Странно, но мы на удивление легко, без малейших осложнений покинули осажденный город. Притом я уверен, понимаете, уверен, что несколько раз слышал не более чем в десятке шагов от нас ту самую, совершенно мне непонятную славянскую речь. Но Хаккслер шел впереди, мы – представляя из себя самое жалкое зрелище и притом почти не притворяясь - брели за ним, и нас ни разу не окликнули. Не остановили, чтоб проверить документы. Может, главный эффект создавал и не Хаккслер, которого, вообще говоря, видеть могли не все, а наш юный герой, который, трясясь и всхлипывая, тащил контрабас, который слегка превосходил его размерами.
Мы оказались наконец на загородной дороге, и Хаккслер исчез в темноте.

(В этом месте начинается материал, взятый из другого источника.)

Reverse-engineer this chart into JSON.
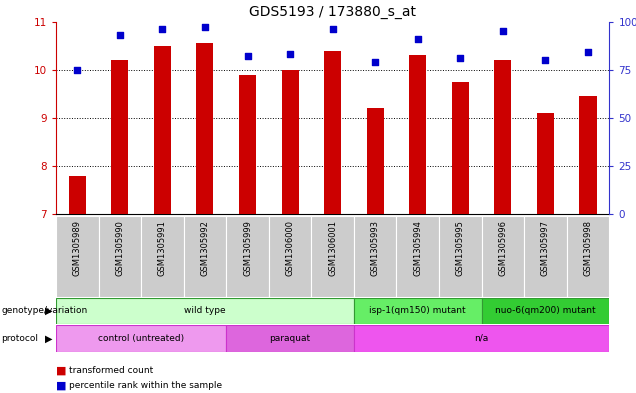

- Эх, черт, - сказал Бальдур, и в голосе его звучало почти сожаление, - а я-то всю дорогу только и ждал, когда нас остановят и я начну крайне эмоционально объяснять, что всю жизнь играл Моца’та, который Вольфганг Амадей, и ни разу не понимаю, что за война, когда надо бомбить филармонию и оставлять людей без работы…
- Что ты несешь-то…
- А, ну потом я бы услышал от них, что Гитлер капут и никому никуда бежать не надо, Советская армия не трогает мирное население…
- И тогда?..
- Тогда б я сказал, что таки да, Советская армия не трогает мирное население, но кабы вы знали, что за гитлеровская собака бывший гауляйтер, вы бы не говорили так… Этот, не вам будь сказано, нацистский поц не мог даже пропустить ни одной юбки, особенно если перед ним беззащитная еврейская женщина, и мне пришлось отправить мою Сару в Линц…
Я давно уже согнулся пополам от хохота, разомкнув тесные объятья с нашим безумцем, и он, воспользовавшись этим, тут же уселся на придорожную травку и начал, что бы вы думали?.. Должно быть, воспоминания о хоре были единственными, что еще не вылетели в дырку в его башке. Высоким, замечательно поставленным тенором он загорланил… что бы вы думали?
Правильно. «Хорст Вессель».
И это в полукилометре от последнего венского дома, в котором, возможно, русские в данный момент пили водку…
- Ты что, - мягко спросил у него Бальдур, - с ума сошел?.. Рождество все-таки.
- О елочка, о елочка, как ты хорошаааа!..
Дорога, 1945.
Мы просто шли – к нашим передвижениям никак не подходит «возвращались в Германию», потому что это чем-то напоминает возвращение перелетных птиц весной, которые летят на родину просто потому, что делали это всегда. А мы не торопились – куда было торопиться, скажите пожалуйста, и как это было возможно, если передвигаться приходилось с крайней осторожностью? Наверняка мы не знали, разыскивают нас или нет, но рисковать не хотелось.
Впрочем, не думаю, что кто-то с первого взгляда узнал бы в нас нацистов, недавно с оружием в руках защищавших Вену. Мы не походили на таковых, проще говоря, были ни на что не похожи – в этих своих случайных диких одеяниях. По дорогам брело немало еще более странного народу, и внимания на нас не обратили бы, даже если б мы передвигались белым днем.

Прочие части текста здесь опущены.